I'm creating a C library on Linux which has several functions, which together operate upon some global data. In order for these functions to be thread safe, they must employ mutexes at the appropriate points in the code.
In Linux, in order to use pthreads in an application, one needs to link in the appropriate library, -lpthread. In the case of my library once compiled, I'd like to make it work both if the user of it decided to use pthreads in their application, as well as if they don't.
In the case where a developer does not use threads in their application, they will not link against pthreads. Therefore I'd like my compiled library to not require it, and furthermore, employing mutexes in a single threaded application uses needless overhead (not to mention is silly).

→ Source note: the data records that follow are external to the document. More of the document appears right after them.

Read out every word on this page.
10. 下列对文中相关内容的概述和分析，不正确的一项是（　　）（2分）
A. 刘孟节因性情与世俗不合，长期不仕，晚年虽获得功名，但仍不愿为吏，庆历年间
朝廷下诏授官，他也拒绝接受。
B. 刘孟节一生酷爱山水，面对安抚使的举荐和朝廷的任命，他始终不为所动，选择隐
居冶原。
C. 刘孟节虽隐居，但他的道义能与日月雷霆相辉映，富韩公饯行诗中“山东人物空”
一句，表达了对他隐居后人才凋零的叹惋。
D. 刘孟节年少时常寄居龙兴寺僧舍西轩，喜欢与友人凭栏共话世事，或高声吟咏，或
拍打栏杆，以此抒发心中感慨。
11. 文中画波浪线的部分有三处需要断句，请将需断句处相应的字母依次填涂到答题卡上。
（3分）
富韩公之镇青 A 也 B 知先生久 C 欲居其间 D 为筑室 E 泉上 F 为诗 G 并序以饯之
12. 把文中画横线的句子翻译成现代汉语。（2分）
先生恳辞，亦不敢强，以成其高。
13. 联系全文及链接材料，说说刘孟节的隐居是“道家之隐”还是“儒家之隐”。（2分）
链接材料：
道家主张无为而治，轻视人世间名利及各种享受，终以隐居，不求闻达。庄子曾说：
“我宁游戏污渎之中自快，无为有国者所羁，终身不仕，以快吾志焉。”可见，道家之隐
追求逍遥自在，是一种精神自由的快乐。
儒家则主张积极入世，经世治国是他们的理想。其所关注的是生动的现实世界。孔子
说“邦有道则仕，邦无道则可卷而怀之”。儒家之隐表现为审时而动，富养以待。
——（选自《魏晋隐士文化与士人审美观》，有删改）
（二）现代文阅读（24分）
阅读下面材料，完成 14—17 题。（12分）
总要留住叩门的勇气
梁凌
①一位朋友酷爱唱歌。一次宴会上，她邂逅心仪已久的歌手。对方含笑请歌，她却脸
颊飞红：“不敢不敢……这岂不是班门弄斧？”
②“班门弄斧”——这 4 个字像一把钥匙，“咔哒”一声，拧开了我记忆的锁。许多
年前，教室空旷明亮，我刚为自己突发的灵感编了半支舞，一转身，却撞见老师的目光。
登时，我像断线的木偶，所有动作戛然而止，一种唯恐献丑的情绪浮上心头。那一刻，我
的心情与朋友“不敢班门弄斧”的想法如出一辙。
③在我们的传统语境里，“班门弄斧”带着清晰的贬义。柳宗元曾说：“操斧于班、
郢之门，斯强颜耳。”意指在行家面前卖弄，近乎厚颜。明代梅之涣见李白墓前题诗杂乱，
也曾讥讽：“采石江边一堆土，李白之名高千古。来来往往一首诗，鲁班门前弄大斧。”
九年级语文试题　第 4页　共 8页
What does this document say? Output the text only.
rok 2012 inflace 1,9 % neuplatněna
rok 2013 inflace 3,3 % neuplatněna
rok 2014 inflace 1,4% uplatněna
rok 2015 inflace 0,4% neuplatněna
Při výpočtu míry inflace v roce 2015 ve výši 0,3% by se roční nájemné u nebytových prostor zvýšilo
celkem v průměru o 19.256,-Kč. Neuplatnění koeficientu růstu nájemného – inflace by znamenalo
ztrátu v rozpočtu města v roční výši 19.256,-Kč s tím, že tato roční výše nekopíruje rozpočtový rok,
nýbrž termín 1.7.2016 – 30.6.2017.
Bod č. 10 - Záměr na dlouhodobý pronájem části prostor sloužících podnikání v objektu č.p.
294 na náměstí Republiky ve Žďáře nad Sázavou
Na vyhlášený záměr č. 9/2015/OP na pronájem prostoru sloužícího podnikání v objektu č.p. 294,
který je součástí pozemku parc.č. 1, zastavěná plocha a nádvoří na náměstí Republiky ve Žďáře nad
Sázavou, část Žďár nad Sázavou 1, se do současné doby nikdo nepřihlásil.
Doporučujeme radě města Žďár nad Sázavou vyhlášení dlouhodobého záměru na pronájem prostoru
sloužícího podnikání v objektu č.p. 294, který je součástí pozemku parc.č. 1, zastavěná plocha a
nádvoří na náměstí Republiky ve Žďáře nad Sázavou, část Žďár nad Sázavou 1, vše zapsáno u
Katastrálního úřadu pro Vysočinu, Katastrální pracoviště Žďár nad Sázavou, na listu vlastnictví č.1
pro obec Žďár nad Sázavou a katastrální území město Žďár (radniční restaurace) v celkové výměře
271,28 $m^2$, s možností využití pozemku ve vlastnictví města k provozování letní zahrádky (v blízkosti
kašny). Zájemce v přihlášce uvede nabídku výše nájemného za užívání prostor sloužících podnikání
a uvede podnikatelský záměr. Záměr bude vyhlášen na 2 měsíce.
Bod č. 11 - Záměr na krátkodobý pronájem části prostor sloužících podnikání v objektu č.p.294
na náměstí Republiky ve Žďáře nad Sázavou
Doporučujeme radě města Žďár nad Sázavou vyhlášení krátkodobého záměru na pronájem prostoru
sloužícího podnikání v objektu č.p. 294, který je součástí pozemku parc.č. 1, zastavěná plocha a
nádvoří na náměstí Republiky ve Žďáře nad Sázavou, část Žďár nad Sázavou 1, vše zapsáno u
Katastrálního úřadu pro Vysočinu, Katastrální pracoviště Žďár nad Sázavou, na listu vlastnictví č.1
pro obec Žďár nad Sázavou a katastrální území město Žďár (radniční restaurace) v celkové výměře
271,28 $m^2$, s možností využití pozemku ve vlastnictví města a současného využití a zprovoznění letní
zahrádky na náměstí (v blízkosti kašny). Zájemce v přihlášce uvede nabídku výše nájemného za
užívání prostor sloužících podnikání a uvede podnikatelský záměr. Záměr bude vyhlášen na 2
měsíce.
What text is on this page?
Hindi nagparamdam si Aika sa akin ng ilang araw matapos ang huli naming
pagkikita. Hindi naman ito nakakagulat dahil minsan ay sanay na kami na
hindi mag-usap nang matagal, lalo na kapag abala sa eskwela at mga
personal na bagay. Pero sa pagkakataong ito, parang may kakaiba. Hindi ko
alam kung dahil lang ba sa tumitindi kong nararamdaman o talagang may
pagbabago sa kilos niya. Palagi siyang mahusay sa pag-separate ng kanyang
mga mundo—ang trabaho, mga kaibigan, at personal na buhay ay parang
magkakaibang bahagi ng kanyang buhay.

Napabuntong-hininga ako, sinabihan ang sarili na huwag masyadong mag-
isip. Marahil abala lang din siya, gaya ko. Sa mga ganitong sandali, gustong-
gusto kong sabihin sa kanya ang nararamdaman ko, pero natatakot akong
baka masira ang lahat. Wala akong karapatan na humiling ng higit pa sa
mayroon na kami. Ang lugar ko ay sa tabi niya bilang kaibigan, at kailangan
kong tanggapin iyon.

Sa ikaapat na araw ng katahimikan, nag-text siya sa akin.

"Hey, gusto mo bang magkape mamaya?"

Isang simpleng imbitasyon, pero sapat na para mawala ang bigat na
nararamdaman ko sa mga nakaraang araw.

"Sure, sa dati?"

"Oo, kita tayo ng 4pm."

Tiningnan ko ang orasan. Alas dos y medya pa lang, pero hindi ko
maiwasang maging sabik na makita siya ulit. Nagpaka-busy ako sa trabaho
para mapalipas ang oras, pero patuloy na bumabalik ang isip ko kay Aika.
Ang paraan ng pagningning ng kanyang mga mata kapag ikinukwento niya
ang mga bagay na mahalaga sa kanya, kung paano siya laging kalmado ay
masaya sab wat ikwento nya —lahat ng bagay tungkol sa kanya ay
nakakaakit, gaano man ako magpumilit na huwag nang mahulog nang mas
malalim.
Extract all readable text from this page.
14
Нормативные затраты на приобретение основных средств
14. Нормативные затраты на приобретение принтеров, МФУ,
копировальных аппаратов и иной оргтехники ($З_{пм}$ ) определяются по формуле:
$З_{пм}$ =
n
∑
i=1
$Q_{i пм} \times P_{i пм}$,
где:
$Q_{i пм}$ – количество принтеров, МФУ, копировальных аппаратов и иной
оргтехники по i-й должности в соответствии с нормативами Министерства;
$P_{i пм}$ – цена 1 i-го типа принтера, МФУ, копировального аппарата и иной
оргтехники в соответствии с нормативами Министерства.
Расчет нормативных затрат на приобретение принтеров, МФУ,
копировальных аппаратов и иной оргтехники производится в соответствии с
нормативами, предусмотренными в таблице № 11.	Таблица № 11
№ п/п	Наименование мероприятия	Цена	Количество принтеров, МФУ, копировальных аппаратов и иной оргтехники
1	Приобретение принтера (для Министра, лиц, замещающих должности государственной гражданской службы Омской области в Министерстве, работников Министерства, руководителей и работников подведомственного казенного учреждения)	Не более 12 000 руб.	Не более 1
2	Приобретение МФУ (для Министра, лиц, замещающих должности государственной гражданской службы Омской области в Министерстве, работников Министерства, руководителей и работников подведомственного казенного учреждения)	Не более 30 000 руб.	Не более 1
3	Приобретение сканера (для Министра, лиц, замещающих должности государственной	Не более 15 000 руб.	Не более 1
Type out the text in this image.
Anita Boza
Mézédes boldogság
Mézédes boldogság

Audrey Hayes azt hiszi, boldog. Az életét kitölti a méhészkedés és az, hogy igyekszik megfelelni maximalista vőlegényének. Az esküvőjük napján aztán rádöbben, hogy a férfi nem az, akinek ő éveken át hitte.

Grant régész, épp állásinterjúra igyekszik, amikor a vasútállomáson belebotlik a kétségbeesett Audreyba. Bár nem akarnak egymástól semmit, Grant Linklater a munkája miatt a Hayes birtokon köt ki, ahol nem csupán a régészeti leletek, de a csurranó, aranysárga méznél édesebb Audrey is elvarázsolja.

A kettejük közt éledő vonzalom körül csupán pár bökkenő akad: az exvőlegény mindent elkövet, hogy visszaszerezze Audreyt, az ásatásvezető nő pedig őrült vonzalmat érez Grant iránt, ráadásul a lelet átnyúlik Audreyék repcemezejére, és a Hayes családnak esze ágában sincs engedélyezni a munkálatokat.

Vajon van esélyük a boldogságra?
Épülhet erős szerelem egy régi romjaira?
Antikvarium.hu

Is there some kind of way to write code (with GCC extensions if necessary) that a certain block of code will only run if certain symbols were linked in? I'm aware I can use dlopen() and friends, but that in itself would require some of what I'm trying to avoid. I imagine what I'm looking for must exist, as several standard functions are in the same boat, and would require mutexes to be thread safe (and they are), but work even when not linked with pthreads.
On this point, I notice that FreeBSD's popen() function on line 66 & 67 employs a non portable check - isthreaded, to determine if threads are used or not, and whether to use mutexes. I doubt anything like that is standardized in any way. But more to the point such code can't compile and link if the symbols aren't recognized, which in Linux, the mutex symbols won't even be present if pthread is not linked.
To summarize: On Linux, how does one create a library, which knows when threads are also used, and if so, employs mutexes where appropriate, and does not require linking against pthreads, unless the application developer specifically wants to use threading somewhere?